Czech Republic should push ETS reform: steel association

The Czech Republic will have its work cut out during its EU presidency in the second half of 2022 to promote reform of the EU Emissions Trading System (ETS) and Carbon Border Adjustment Mechanism (CBAM), says the Czech and Slovak steel association Steel Union. The association finds various aspects of these measures problematic, Kallanish notes.

The European Commission has set a higher relative increase in the emissions reduction target for EU ETS sectors – from 43% to 61% – compared to non-EU ETS sectors – from 29% to 40%. This is despite there being much greater potential for emission reductions in non-ETS sectors, Steel Union says. The Commission also used inadequate data to assess the impact of the EU ETS revision – “We completely lack an impact assessment at Member State level,” the association adds.
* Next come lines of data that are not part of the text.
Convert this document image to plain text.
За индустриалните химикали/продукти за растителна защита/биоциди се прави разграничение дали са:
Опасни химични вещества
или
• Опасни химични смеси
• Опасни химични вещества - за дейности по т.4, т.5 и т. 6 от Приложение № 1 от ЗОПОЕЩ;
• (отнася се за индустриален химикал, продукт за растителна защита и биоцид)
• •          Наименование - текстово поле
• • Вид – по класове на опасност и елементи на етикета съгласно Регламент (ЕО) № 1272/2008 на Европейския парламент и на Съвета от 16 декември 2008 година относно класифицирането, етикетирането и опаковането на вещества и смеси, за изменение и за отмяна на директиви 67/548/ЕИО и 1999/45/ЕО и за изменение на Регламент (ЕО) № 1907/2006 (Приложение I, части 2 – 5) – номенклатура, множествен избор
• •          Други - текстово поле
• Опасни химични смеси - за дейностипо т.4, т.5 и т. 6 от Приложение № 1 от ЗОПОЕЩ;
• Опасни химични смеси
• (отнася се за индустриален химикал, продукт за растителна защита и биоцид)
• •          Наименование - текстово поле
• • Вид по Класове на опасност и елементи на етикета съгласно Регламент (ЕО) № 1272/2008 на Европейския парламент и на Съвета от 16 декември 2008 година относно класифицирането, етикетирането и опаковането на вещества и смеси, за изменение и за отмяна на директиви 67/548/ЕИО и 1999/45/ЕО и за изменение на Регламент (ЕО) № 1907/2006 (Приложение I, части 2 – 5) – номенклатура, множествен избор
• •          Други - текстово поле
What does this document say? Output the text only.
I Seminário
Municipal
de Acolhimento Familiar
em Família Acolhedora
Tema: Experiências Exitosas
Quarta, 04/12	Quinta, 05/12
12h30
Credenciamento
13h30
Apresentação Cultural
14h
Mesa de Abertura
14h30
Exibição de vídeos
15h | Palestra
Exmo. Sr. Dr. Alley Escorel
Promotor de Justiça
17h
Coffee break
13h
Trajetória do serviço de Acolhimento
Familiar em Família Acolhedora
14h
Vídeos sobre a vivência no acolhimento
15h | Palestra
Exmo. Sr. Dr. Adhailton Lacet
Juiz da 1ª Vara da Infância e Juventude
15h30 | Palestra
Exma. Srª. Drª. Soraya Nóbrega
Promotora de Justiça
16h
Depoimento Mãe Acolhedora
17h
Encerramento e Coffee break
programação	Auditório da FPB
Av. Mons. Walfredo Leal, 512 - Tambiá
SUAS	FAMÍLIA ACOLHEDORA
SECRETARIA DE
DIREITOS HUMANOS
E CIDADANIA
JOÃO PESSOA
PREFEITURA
Also proposed are the one-off withdrawal of around 120 million allowances and the acceleration of the withdrawal of surplus allowances from the market. Both measures are “unnecessary and harmful, as their only result will be a further artificial increase in the price of allowances at the same level of climate ambition, as well as a faster decrease in free allowances available in the system for industry and energy companies,” Steel Union observes.

A further two measures proposed – the reduction in production emission reference values (benchmarks) and reduction in original ETS allocation immediately after the CBAM launch – will hamper steelmaker competitiveness during the transition period.
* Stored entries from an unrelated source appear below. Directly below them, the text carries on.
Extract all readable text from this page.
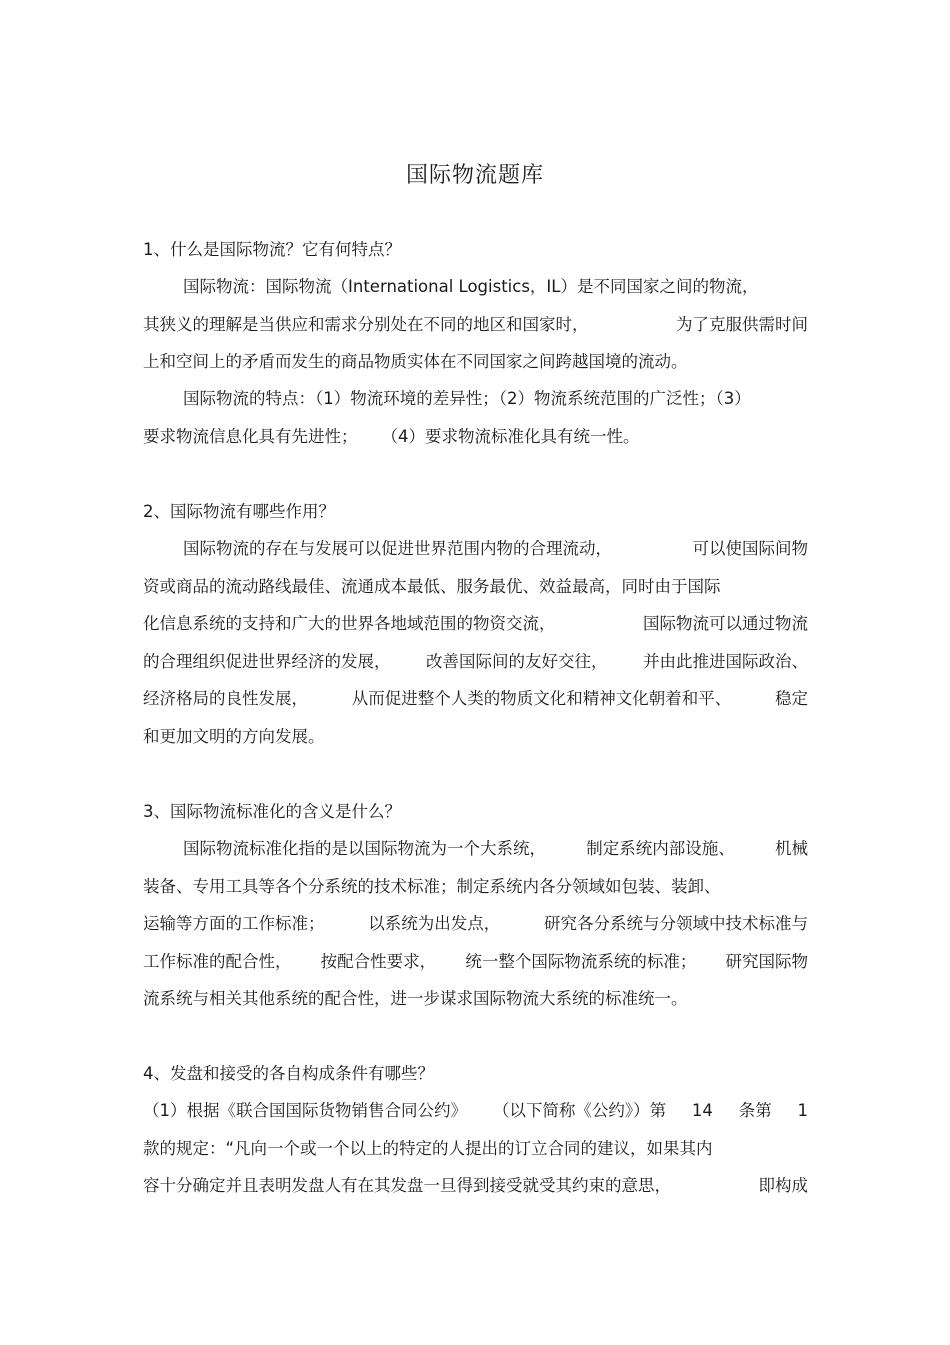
国际物流题库
1、什么是国际物流？它有何特点？
国际物流：国际物流（International Logistics，IL）是不同国家之间的物流，
其狭义的理解是当供应和需求分别处在不同的地区和国家时，	为了克服供需时间
上和空间上的矛盾而发生的商品物质实体在不同国家之间跨越国境的流动。
国际物流的特点：（1）物流环境的差异性；（2）物流系统范围的广泛性；（3）
要求物流信息化具有先进性； （4）要求物流标准化具有统一性。
2、国际物流有哪些作用？
国际物流的存在与发展可以促进世界范围内物的合理流动，	可以使国际间物
资或商品的流动路线最佳、流通成本最低、服务最优、效益最高，同时由于国际
化信息系统的支持和广大的世界各地域范围的物资交流，	国际物流可以通过物流
的合理组织促进世界经济的发展， 改善国际间的友好交往， 并由此推进国际政治、
经济格局的良性发展，	从而促进整个人类的物质文化和精神文化朝着和平、	稳定
和更加文明的方向发展。
3、国际物流标准化的含义是什么？
国际物流标准化指的是以国际物流为一个大系统， 制定系统内部设施、 机械
装备、专用工具等各个分系统的技术标准；制定系统内各分领域如包装、装卸、
运输等方面的工作标准；	以系统为出发点，	研究各分系统与分领域中技术标准与
工作标准的配合性， 按配合性要求， 统一整个国际物流系统的标准； 研究国际物
流系统与相关其他系统的配合性，进一步谋求国际物流大系统的标准统一。
4、发盘和接受的各自构成条件有哪些？
（1）根据《联合国国际货物销售合同公约》 （以下简称《公约》）第 14 条第 1
款的规定：“凡向一个或一个以上的特定的人提出的订立合同的建议，如果其内
容十分确定并且表明发盘人有在其发盘一旦得到接受就受其约束的意思，	即构成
“Thanks to the new rules, there is a risk that 6 out of 7 steel benchmarks used by 2020 will fall by up to 50%, which would force companies to buy large amounts of expensive allowances instead of investing money in decarbonisation,” Steel Union says. Meanwhile, question marks remain over CBAM as it is yet to be tested. “If CBAM does work, a reduction in the allocation can be considered, but not before 2030, so that companies have enough time and resources to make decarbonisation investments,” the association adds.

As for the EU Modernisation Fund, 80% not 70% should go towards priority decarbonisation investments, while new natural gas investments should be excluded, Steel Union says. Finally, financial firms should be excluded from ETS trading to prevent unpredictable price rises. “Unlike industry and energy, they [financial firms] do not need allowances, but they see them as a good investment tool, the value of which will continue to rise as the volume of allowances in the market decreases,” the association concludes.